開発とビジネス

開発者じゃないビジネス担当の方がこんなことを言っていてすごくもやもやしていた。

開発者が技術力を発揮して良いサービスを創ろうと考えるのは自由だが、それをビジネス側に押し付けないでほしい。良いサービスとビジネスで成功するかは別問題。

これは全くその通りなのだけど、何かおかしいと思っていた。

私はプログラマーなので、多少は身内びいきのバイアスがかかるのを考慮して読んでほしい。

ここ最近、経営者や営業さん、ビジネスディレクターといった開発者ではない人が、開発者にビジネスを理解しろという場面が私の周りでは増えた。私が経営の不安定な小さいベンチャー企業でばかり働いてきたのもある。

実際、Googlefacebook のような、開発者 = 経営者の大成功を収めたベンチャー起業もたくさん目の当たりにするようになった。

もちろん開発者が財務の数字を理解することは良いことだし、会社としての戦略、顧客の空気を読んで行動するのも良いことだろう。しかしそれは、例えば、いずれコンサルになりたいとか、経営者やマネージャーになりたいとか、個々人のキャリア戦略にあうものが望ましいと私は思う。

開発のスペシャリストを目指すなら、経営や財務が分からなくて良いから、一般の開発者が1年かかることを1ヶ月でできるスペシャリストの方が会社にとって遥かに魅力的だろう。私が働いてきたベンチャーでは、ビジネス側の方にこういう考えが欠落しているように思えた。というのは、開発者は求人すればいくらでも替えがきくと思っているからだ。

冒頭で引用した言葉は、開発者が提案したビジネスサービスに対して、ビジネス側の方が発した言葉だが、こんなことを言われると、開発者は「じゃあ、あとは勝手にそっちでやってくれ。」とへそを曲げてしまうだろう。私ならそうする。私は開発者であって、ビジネスディレクターではないからだ。

開発者にビジネスを理解しろと言いたくなる方は、その前に立ち止まって考えてほしい。そう言うあなたは、

  • 開発の要素技術に詳しいですか?
  • プログラミングができますか?
  • 開発の現場を経験したことがありますか?

書店に行けば、開発に関する書籍はたくさんある。何冊か読めば分かった気にはなるだろう。

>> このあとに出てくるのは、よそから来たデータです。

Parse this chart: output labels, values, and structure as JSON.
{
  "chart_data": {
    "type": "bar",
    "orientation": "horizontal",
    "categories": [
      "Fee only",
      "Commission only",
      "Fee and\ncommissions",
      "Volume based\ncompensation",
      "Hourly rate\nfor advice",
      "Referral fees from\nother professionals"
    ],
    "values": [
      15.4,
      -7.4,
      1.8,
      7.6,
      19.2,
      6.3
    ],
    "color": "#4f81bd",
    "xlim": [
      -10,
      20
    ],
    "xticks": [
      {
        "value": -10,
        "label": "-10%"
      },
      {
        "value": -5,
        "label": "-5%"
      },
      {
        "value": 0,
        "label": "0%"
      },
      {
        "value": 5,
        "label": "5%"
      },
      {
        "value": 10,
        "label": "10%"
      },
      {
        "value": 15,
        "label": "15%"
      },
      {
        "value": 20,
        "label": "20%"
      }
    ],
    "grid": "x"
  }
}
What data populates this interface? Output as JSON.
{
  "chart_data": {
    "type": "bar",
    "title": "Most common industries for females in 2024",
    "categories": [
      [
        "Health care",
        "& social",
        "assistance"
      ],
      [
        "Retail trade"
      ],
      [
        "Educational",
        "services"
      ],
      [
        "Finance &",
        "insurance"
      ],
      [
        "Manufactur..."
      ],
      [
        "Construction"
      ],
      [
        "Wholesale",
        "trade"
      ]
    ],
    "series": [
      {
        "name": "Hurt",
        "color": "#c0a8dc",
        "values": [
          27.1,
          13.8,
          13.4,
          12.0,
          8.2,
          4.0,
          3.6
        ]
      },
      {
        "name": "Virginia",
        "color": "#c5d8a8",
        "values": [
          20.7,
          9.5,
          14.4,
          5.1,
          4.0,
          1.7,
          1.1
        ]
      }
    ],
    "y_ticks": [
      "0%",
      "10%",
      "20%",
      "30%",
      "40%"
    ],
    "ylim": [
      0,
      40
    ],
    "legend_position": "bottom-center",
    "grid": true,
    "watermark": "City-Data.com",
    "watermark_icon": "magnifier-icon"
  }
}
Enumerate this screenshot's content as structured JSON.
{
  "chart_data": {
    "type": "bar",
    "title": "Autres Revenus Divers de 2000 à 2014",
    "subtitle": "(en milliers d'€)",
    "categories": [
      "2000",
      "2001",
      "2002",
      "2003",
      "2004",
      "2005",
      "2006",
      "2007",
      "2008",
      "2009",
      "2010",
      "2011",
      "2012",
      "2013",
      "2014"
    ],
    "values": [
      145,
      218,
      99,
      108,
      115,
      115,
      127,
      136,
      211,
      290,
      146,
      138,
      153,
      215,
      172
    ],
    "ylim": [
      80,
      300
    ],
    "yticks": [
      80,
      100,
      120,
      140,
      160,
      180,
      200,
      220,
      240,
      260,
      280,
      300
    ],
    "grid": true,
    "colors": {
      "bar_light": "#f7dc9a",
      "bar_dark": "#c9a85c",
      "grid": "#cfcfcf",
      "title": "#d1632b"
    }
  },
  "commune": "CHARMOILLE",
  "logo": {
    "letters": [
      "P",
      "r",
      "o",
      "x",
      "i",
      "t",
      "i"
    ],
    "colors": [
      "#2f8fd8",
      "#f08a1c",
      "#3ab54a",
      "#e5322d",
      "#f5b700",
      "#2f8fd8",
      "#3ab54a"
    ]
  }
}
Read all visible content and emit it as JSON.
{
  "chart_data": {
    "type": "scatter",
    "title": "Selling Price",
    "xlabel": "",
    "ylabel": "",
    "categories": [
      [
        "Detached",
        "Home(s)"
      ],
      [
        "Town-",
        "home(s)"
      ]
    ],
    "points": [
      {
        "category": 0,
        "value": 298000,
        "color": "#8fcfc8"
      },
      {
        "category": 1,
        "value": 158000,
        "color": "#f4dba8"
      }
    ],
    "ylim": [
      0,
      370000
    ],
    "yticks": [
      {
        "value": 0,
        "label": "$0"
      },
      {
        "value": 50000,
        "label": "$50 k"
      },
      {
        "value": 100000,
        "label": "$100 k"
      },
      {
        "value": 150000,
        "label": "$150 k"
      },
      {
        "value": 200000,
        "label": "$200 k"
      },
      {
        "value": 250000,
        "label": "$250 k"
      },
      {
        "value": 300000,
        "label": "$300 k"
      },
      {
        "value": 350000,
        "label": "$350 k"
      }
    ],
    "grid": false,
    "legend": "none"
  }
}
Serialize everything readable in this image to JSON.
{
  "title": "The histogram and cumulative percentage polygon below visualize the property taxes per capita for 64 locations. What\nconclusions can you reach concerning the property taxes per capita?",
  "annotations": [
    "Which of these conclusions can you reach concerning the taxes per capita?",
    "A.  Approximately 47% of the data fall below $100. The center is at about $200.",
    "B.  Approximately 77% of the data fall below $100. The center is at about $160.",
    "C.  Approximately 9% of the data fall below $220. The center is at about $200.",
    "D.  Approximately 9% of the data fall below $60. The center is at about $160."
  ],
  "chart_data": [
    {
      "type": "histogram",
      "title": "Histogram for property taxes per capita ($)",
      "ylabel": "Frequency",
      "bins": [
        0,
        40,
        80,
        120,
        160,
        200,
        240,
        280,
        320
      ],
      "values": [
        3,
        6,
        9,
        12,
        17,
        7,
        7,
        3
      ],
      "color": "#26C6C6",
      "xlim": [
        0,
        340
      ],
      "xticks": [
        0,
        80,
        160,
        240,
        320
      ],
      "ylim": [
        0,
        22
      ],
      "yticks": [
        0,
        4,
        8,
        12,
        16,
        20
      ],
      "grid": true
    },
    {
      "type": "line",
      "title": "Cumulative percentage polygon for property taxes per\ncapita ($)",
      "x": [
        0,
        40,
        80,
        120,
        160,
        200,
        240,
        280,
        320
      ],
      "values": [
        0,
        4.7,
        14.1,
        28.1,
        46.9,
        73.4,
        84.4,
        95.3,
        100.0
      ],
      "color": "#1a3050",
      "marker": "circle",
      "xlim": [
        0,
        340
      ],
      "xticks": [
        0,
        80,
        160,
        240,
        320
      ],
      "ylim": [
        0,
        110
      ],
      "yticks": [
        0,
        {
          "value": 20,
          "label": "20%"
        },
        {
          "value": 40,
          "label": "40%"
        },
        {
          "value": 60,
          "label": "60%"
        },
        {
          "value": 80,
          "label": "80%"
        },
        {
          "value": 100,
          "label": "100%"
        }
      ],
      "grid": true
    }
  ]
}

現場の (まともな) 開発者は、そんなことは百も承知だ。分かっていてもうまくできないことの方が多い。納期との兼ね合い、歴史的な背景、設計の不備、開発チームの体制、そういった実際の業務とソフトウェアの複雑さに対して、常に葛藤しながら日々努力をしているのが開発者だ。

ビジネス側の方は、開発者のために何ができるだろう?と考えれば、ビジネスを理解しろといった要求にはならないはずだ。

私ならこういうビジネスにしていこうと考えるけれど、それは技術的にどういう難しさがあって、開発にどのぐらいかかりそうか教えてほしい。

こういう謙虚な姿勢が望ましいだろう。

ビジネスを理解していない開発者はダメだみたいな言い方をしてはならない。間違いなく、あなたは開発を理解していないビジネス担当者なのだから。